David Robitaille, the Canadian study director for the Third International Mathematics and Science Study, a collaborative effort of forty-two nations, agrees with the critics who say students need to know the basics. “You can’t be comfortable doing mathematics if you have to think about what seven times eight is. And you shouldn’t need to use a calculator to estimate the cost of several purchases at a store.” He argues that students need to develop good “number sense” and a high level of comfort with numbers and how they work. On the other hand, Robitaille says that students do not need to do worksheets of long division with multi-digit dividends and divisors.
Other practices that affect achievement include peer-assisted learning, the use of visuals and manipulatives, and the provision of feedback to teachers and students about their progress. Peer-assisted learning has a consistent positive effect on achievement and performance, but the magnitude of the impact differs across studies. Providing feedback to students also tends to improve mathematics achievement, though the magnitude of the effect also varies. Visuals and manipulatives can be effective, but their effect seems to be limited to specific types of skills (e.g., retention and problem solving) and requires carefully planned and executed instruction.

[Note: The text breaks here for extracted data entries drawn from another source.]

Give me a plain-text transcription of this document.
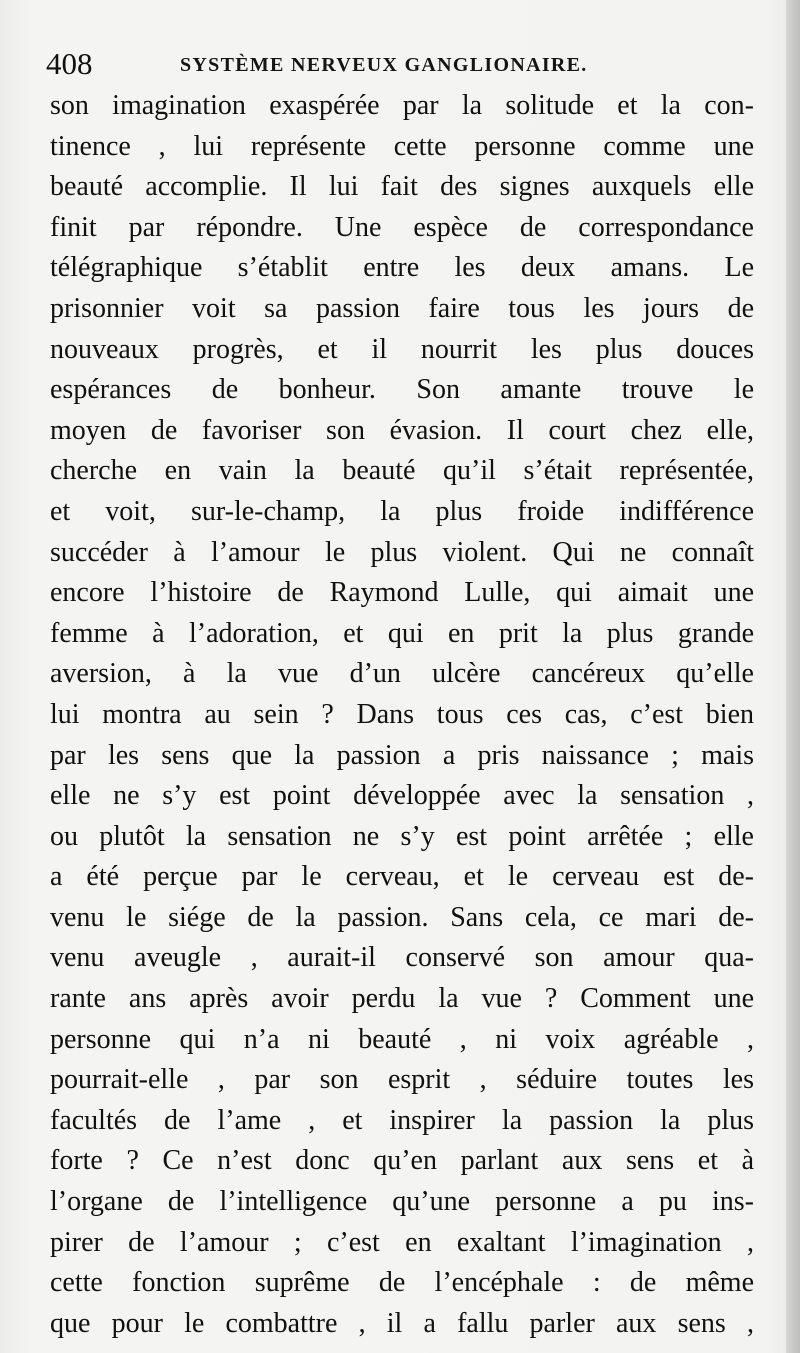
408	SYSTÈME NERVEUX GANGLIONAIRE.
son imagination exaspérée par la solitude et la con-
tinence , lui représente cette personne comme une
beauté accomplie. Il lui fait des signes auxquels elle
finit par répondre. Une espèce de correspondance
télégraphique s’établit entre les deux amans. Le
prisonnier voit sa passion faire tous les jours de
nouveaux progrès, et il nourrit les plus douces
espérances de bonheur. Son amante trouve le
moyen de favoriser son évasion. Il court chez elle,
cherche en vain la beauté qu’il s’était représentée,
et voit, sur-le-champ, la plus froide indifférence
succéder à l’amour le plus violent. Qui ne connaît
encore l’histoire de Raymond Lulle, qui aimait une
femme à l’adoration, et qui en prit la plus grande
aversion, à la vue d’un ulcère cancéreux qu’elle
lui montra au sein ? Dans tous ces cas, c’est bien
par les sens que la passion a pris naissance ; mais
elle ne s’y est point développée avec la sensation ,
ou plutôt la sensation ne s’y est point arrêtée ; elle
a été perçue par le cerveau, et le cerveau est de-
venu le siége de la passion. Sans cela, ce mari de-
venu aveugle , aurait-il conservé son amour qua-
rante ans après avoir perdu la vue ? Comment une
personne qui n’a ni beauté , ni voix agréable ,
pourrait-elle , par son esprit , séduire toutes les
facultés de l’ame , et inspirer la passion la plus
forte ? Ce n’est donc qu’en parlant aux sens et à
l’organe de l’intelligence qu’une personne a pu ins-
pirer de l’amour ; c’est en exaltant l’imagination ,
cette fonction suprême de l’encéphale : de même
que pour le combattre , il a fallu parler aux sens ,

There is a range of instructional programs for teaching mathematics. The evidence seems to favour those that focus on one specific math content area rather than those that focus on multiple content areas. The instructional techniques found to be effective for students with special needs are much the same as the techniques that have been found to be successful for students without special needs. Direct instruction (explicit instruction) seems to be particularly effective with this population.
I lament the politicization of mathematics instruction or instruction in any subject because it encourages people to choose sides depending upon the personalities involved and the emotions those personalities evoke rather than considering the evidence. When the evidence is ignored it is to the detriment of everyone, but especially students and teachers.